Pressure has ramped up this week over the government’s shock April decision to abandon plans to build the $1.8 billion hospital in Nedlands.
WA Liberals leader Libby Mettam and Premier Roger Cook.Credit: Trevor Collens
A leaked draft report from within the Child and Adolescent Health Service warned the Murdoch site would result in more death and disability in vulnerable babies.
On Thursday another document was leaked to the media, this time it was a letter signed by more than 50 King Edward Memorial Hospital clinical staff addressed to WA Health Director General David Russell-Weisz.
The staff reinforced the concerns in the CAHS paper and warned the government’s planned upgrades at Osborne Park Hospital were not enough to meet the needs of mothers in the northern suburbs if the new hospital was built south of Perth in Murdoch.
Opposition health spokeswoman Libby Mettam implored the government to reverse its “reckless” decision.
When asked whether she would respect or tear up any contracts signed to build the new hospital in Murdoch if she won the election in March 2025 she said she would take the advice of clinicians.
“We will take into account the best clinical advice and so far what we have heard is red flags and alarms sounded by our top clinicians. That advice cannot be ignored,” she said.
“We will continue to campaign against this reckless decision.
“We will be announcing our policies in the lead-up to the next election, but we are currently campaigning for the Cook Labor government to reverse this dangerous decision right now.”

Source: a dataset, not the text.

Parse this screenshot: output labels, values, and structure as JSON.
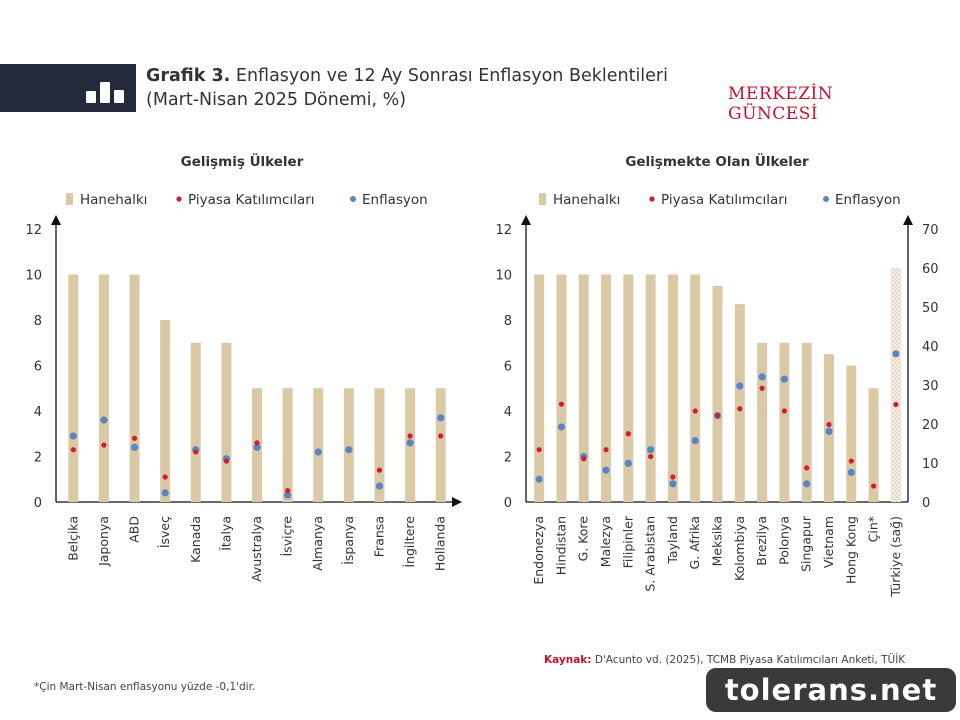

In a fiery parliamentary question time, WA Premier Roger Cook accused the opposition of wanting to cancel the women’s and babies’ hospital.
“We will make sure that this mob do not cancel the construction of the new women’s and babies hospital,” he said.
Cook again defended the decision to move the hospital to Murdoch which would see it built and open by 2029.
The government decided to move the hospital after an Infrastructure WA review of the project business case identified nearly two decades of delays and flagged major disruption to the Queen Elizabeth II medical precinct in Nedlands.
Later Mettam asked Cook whether he would take responsibility for the death and disability of babies and mothers if the government pushed ahead with its Murdoch plan. The question incensed the premier.
“That is perhaps one of the most distasteful questions that I think has ever been brought to this place,” he said.
Cook then asked Mettam whether she would accept responsibility for the disruption of patients at the Nedlands site if it proceeded with the original plan and the poor clinical outcomes of patients continuing to use King Edward Memorial Hospital while the new hospital was being built.